“Olmaya devlet Cihanda bir nefes sıhhat gibi” der K. S. Süleyman. Anadolu insanı ise “her şeyin başı sağlık” deyimiyle sağlığın önemini sıkça vurgular.
Para, mal, mülk, makam, şan ve şöhret olma sevdası yüzünden çoğu zaman sağlık göz ardı edilir.
Hafiften, birazdan sağlık sorunları başlayıp debel dübel yürümeler ve hallenmeler baş gösterince sızlanmalar da peşi sıra gelir. “Evet ya çok ihmal ettim sağlığımı dikkat etmedik sağlığımıza“ serzenişleri dillendirilir.
Her girişim insana, insanın hizmetine dolayısıyla sağlığını korumaya yönelik olmalıdır. Çünkü; nereden bakılırsa bakılsın hangi değişken açısından konu ele alınırsa alınsın madden, manen,, insanen ve tıbben her yol insanın sağlık kapısına doğru açılır ve açılmalıdır.
Bir çok kıssa içinde seçilen şu küçük kıssa da sağlığa dair ibreti alem niteliğindedir:
Zamanın evvelinde zengin biri hasta olur. Hastalığı bir çıban olup tüm vücuduna yayılma tehlikesiyle kendisini karşı karşıya bırakır.
Tedaviler sorulur, şifalar aranır ve öneriler alınır.

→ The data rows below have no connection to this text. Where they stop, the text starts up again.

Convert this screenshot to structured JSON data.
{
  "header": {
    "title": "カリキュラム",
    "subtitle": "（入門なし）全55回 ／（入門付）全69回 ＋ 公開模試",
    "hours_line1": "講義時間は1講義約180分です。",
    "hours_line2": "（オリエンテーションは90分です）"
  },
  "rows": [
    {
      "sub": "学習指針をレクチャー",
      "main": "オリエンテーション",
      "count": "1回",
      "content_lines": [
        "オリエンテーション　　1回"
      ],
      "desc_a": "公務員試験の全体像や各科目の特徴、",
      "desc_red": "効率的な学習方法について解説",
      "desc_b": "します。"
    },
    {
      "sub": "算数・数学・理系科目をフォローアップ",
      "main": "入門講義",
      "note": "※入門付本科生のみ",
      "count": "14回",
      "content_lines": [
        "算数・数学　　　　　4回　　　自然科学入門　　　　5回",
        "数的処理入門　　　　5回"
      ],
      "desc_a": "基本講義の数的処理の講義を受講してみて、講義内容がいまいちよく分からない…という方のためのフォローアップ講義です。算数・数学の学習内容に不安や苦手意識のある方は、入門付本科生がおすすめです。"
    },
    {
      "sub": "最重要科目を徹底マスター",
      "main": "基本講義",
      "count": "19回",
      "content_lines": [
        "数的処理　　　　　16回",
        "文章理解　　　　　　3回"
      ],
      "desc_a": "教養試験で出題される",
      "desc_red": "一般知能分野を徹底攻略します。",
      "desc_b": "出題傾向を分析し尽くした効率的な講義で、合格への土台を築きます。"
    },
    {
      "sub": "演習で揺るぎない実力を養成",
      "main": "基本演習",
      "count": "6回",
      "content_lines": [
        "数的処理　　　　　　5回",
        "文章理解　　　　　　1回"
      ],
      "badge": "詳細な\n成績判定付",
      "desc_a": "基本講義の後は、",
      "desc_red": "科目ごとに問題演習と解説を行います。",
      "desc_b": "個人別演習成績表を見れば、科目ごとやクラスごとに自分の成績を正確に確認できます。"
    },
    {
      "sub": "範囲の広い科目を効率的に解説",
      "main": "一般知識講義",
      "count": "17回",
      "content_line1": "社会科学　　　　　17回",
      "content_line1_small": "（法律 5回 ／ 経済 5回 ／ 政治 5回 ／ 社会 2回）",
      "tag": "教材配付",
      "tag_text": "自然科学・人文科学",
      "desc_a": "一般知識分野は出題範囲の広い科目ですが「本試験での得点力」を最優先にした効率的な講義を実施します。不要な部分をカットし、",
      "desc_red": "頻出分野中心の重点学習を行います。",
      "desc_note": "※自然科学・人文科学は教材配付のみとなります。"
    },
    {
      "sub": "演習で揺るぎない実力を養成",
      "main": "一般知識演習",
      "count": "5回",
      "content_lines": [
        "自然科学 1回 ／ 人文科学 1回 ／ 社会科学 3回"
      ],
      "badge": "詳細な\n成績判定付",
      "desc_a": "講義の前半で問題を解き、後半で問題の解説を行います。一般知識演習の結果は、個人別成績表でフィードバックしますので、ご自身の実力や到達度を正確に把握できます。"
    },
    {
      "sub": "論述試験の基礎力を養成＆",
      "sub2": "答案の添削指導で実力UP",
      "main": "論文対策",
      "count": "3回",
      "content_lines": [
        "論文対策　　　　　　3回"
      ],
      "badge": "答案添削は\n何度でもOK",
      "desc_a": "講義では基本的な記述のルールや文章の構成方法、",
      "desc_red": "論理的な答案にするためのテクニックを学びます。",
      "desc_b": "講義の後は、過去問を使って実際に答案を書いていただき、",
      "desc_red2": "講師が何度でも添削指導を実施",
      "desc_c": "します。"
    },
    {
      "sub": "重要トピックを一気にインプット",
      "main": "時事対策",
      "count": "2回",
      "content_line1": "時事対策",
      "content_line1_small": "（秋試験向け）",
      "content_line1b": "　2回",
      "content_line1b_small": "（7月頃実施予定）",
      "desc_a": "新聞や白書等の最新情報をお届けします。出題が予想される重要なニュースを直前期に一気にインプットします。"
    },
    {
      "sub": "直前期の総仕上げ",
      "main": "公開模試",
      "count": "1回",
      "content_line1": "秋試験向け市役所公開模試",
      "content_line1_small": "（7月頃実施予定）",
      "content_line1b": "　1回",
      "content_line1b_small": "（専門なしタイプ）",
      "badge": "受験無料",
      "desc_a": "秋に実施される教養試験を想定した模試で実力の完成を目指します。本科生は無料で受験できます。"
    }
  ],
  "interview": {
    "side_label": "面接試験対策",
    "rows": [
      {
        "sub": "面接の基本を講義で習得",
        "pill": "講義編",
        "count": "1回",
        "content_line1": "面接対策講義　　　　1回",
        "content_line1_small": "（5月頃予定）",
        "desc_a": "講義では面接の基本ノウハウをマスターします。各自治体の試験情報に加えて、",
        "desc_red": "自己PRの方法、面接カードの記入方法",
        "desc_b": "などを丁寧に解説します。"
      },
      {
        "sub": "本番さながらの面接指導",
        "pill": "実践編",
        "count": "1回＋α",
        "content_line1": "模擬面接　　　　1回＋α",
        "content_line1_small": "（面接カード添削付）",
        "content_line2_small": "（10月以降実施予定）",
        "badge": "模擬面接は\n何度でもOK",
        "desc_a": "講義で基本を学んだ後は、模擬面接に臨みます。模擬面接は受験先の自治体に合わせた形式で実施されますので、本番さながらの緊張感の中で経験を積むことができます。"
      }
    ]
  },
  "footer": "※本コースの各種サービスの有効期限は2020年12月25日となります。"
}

Bir öneri gelir: “bu hastalığı başka bir memlekette olan bir tabip tedavi eder” derler. Bunun üzerine o memlekete gider hatta oraya yerleşir. Tabip gelir ona:
“Seni Allah’ın CC izniyle tamamen iyileştirip şifaya kavuşturmaya çalışacağım, yalnız iyileştiğinde bütün malını bana vermen şartı ile seni tedavi ederim “ der.
O da bu teklifi kabul eder.
Tabip onu tedavi edip iyileşmesine vesile olur. İyileştikten sonra tabibi evine davet eder ve “işte şartını yerine getiriyorum bütün varlığımı sana bırakıyorum” der.
Tabip ise ona “ben bütün varlığını alınca gönlün razı ve hoş olacak mı?” der.
Zengin kişi de “tabii olacak” der.
Tabip ise ona” seni varlığından mahrum bırakmayacağım, ben seni tecrübe ettim, senin kendine verdiğin kıymeti ölçtüm” der. Sonra da gönlü hoş olsun diye onun evinden beğendiği bir eşyayı alır.
Sonuç olarak, evveli, şimdisi, sonu ve K.S. Süleyman’ı nereden bakılırsa bakılsın “önce sağlık” gerisi laf-ı güzaf.